In the present case, the Applicant claims to have forgotten his being charged with robbery in1969 (29 years earlier) and the two drug-related arrests and/or conviction in 1972 (26 years earlier), in part because he was mistakenly focusing on the seven years prior to his completion of the SF 86 in 1998 (GX 3). As to the 1972 drug-related conviction, he states that he believed his expunged conviction came within the exception language in question 21 pertaining to convictions expunged under the Federal Controlled Substances Act (Id.). After having considered all of the evidence, I find Applicant's explanations for his failure to mention the cited arrests to be both consistent and credible.
My conclusion is reinforced by three factors: (1) the arrests and convictions occurred almost three decades earlier; (2) his understanding, remembrance, and full disclosure when asked by the DSS agent in January 2000; (3) his discussing his 1972 conviction with his five young sons, as an object lesson of how not to live your life; and (4) evidence from his father-in-law, a retired Judge, who presided over one of Applicant's court matters, who has known him as a son-in-law for over 20 years, who believes him to be a man of integrity and dedication, and who believes that Applicant "can be recommended without reservation" (GX 3, at attachment 3).
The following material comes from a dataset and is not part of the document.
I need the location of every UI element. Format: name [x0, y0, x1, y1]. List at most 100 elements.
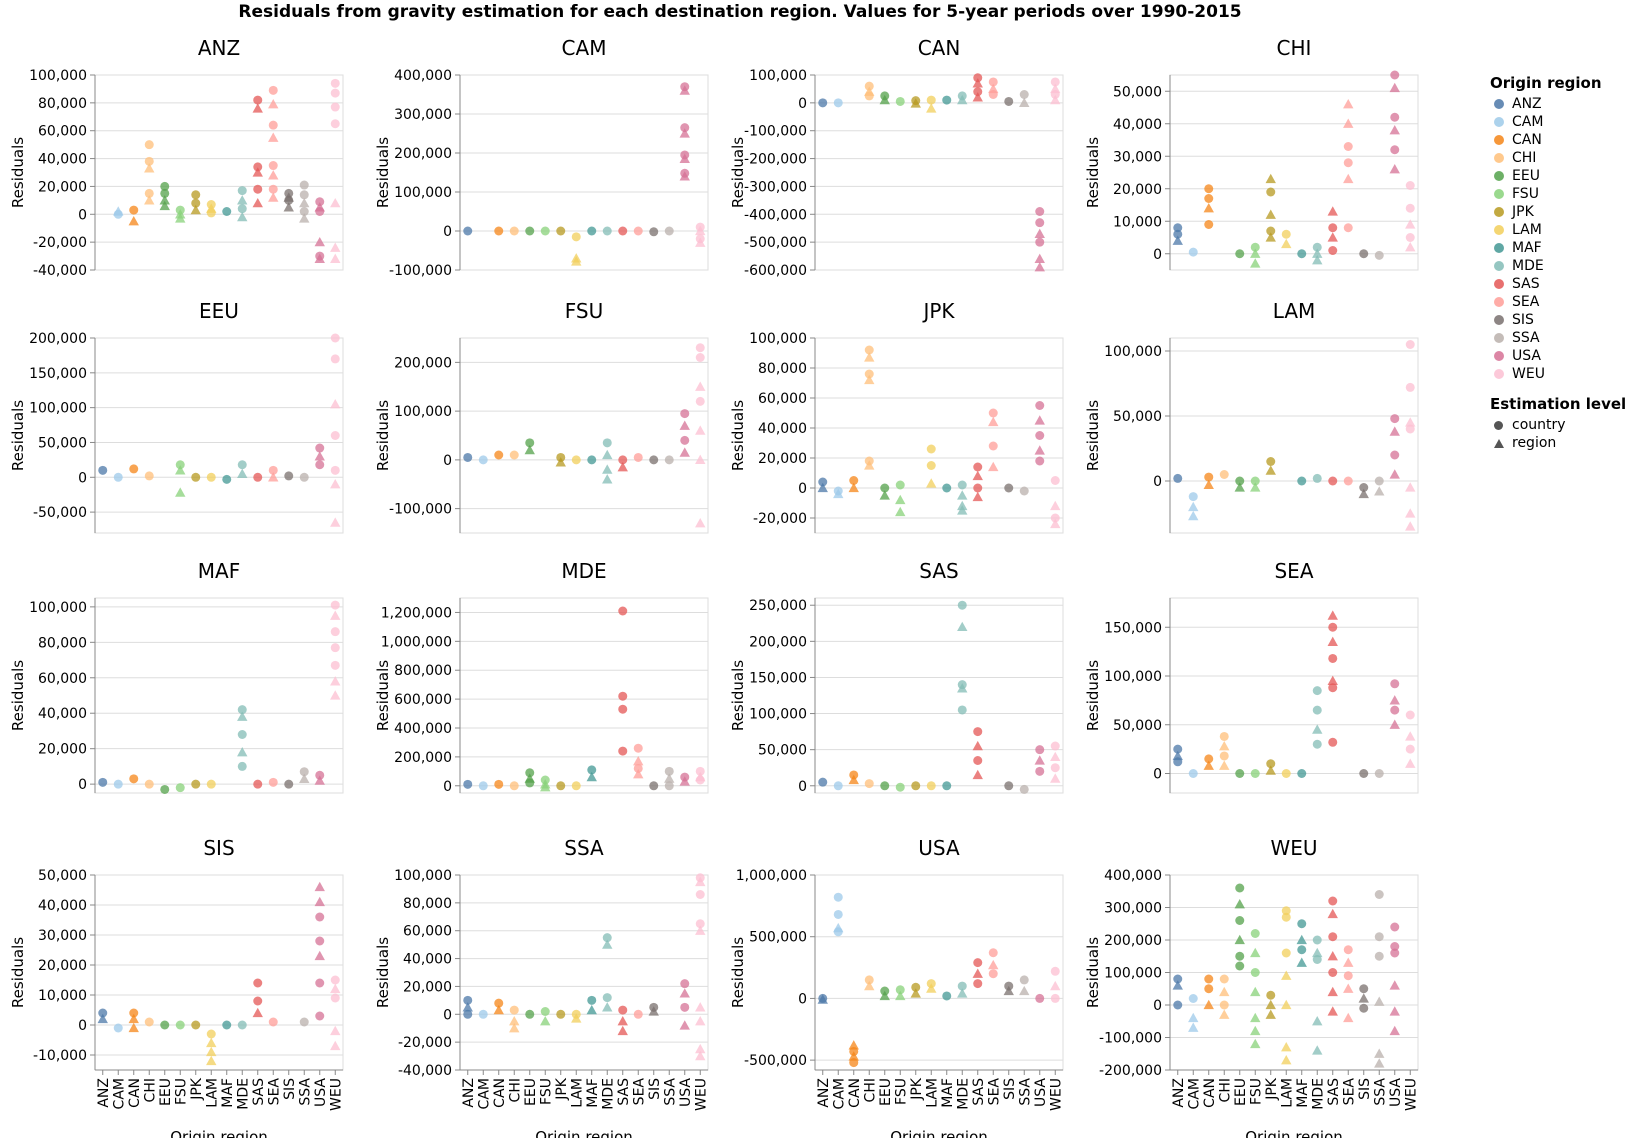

Applicant is a high school graduate employed as a painter by a defense contractor. Based on the totality of the record, I conclude that it is more likely that he misunderstood the response required by Question 21 than that he acted with the intent to deceive.
In addition, assuming for the sake of argument that Applicant knew or should have known that the 1969 and 1972 arrests and conviction should have been cited in response to question 21, the incident was an isolated incident, is no longer recent, and Applicant provided complete disclosure once made aware of what the question required (Mitigating Condition l). On balance, I conclude that Applicant was careless and mistaken in his understanding of the question, rather than deliberate, and that he currently possesses the good judgment, reliability, and trustworthiness required of someone seeking a security clearance.
FORMAL FINDINGS
Formal Findings as required by Section 3, Paragraph 7 of Enclosure 1 of the Directive are hereby rendered as follows:
Guideline E (Personal Conduct) For the Applicant
Subparagraph l.a.. For the Applicant
Subparagraph 1.b.(1) For the Applicant
Subparagraph 1.b.(2) For the Applicant
DECISION
In light of all the circumstances presented by the record in this case, it is clearly consistent
with the national interest to grant or continue a security clearance for Applicant.